The world’s leading publication for data science, AI, and ML professionals.

8 Seaborn Plots for Univariate Exploratory Data Analysis (EDA) in Python

Learn how to visualize and analyze one variable at a time using seaborn and matplotlib

Photo by Pixabay from Pexels
Photo by Pixabay from Pexels

Data exploration, particularly exploratory data analysis (EDA), is my favorite part of the Data Science project. There’s a lingering curiosity and excitement that comes with a new set of data with the opportunity of discovering subtle relationships and unexpected trends.

In an older post, I covered the 11 essential EDA code blocks that I use every time on a new data set. Today’s article focuses on seaborn visualization plots for univariate analysis (focusing on one feature at a time). Use these plots at any stage of the data science process.

Loading the libraries and data

We are going to explore the vehicles dataset¹ from Kaggle. Also note that in this article, the words ‘variable,feature, andcolumn` all mean the same thing.

Open a new Jupyter notebook and import the required libraries. Seaborn relies on matplotlib and we’ll import them both. Also, set the style and font.

import Pandas as pd
import seaborn as sns
import matplotlib.pyplot as plt
import numpy as np
sns.set_style('darkgrid')
sns.set(font_scale=1.3)

Next, we load the csv file and run some EDA code lines to get a general overview of the data.

cars = pd.read_csv('Car details v3.csv')
cars.head()
Image by author
Image by author
cars.shape
#(8128, 13)
cars.dtypes
Image by author
Image by author

Through these results, we learn the size of our data set (rows=8128 and columns=13), the column names and their data types, and display five rows to get a glimpse of the values in the data.

Univariate analysis

The prefix ‘Uni’ means one, meaning ‘univariate analysis’ is the analysis of one variable at a time.

For numeric features, we want to know the range of values present and how often these values (or groups of values) occur.

For categorical features, we want to know the number of unique classes and how frequently they occur.

Part 1: Numeric features

These are features with numbers that you can perform mathematical operations on.
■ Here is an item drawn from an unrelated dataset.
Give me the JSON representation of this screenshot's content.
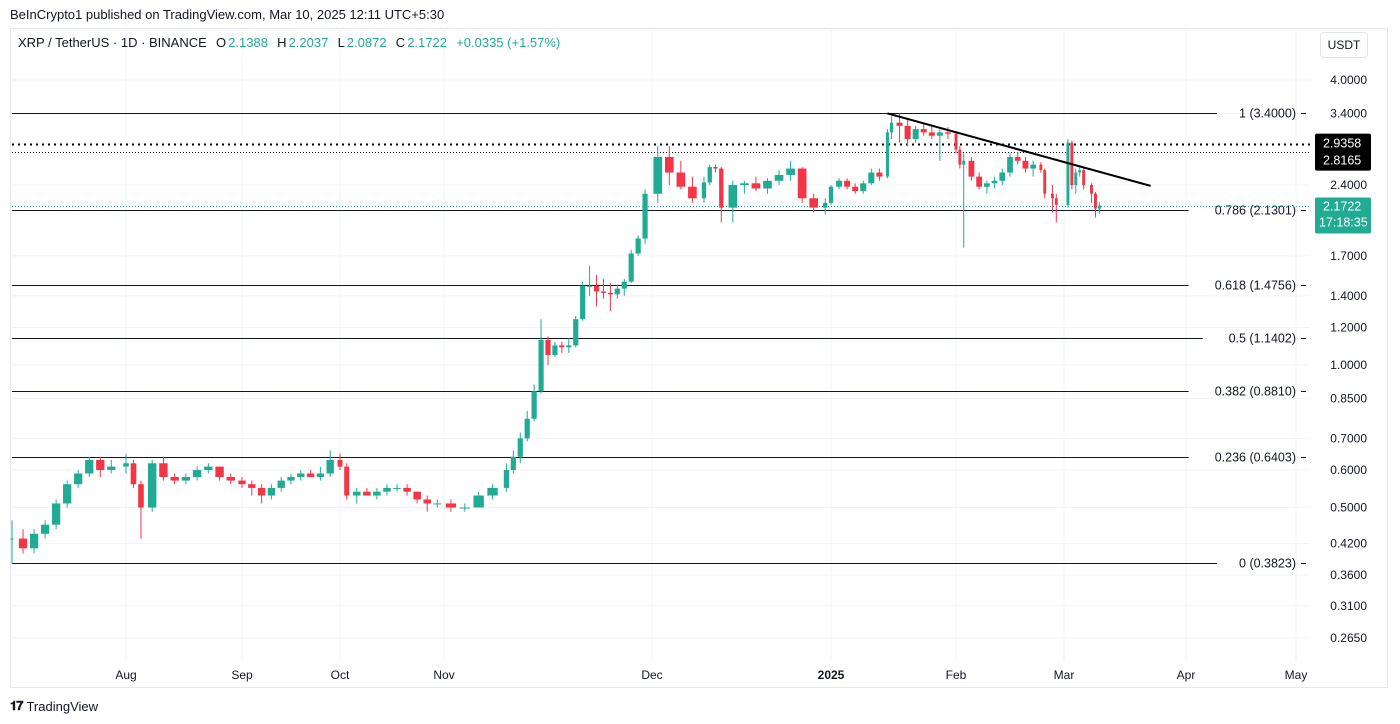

They are further divided into discrete (countable integers with clear boundaries) and continuous (can take any value, even decimals, within a range).

We first display summary statistics for each numeric feature using df.describe(). This shows us the actual statistics.

cars.describe()
Summary stats of numeric features
Summary stats of numeric features

To get a better intuitive understanding of this distribution, we will need to graphically visualize them.

1. Histograms – sns.histplot()

A histogram groups values into ranges (or bins), and the height of a bar shows how many values fall in that range.

Histogram by author
Histogram by author

From a histogram, we will get the following:

  • Range of the data. The minimum and maximum values are on opposite edges of the histogram. Highly concentrated regions are also apparent. Tall bars are where most data points fall whereas sparsely represented ranges appear as gaps or short bars.
  • Shape or skewness of the feature. A feature can be right-skewed (tail is towards right), left-skewed (left-tailed), normally distributed (one center), or randomly distributed (no apparent pattern, multiple peaks).
  • Presence of outliers. These appear as isolated bars on the far left or right.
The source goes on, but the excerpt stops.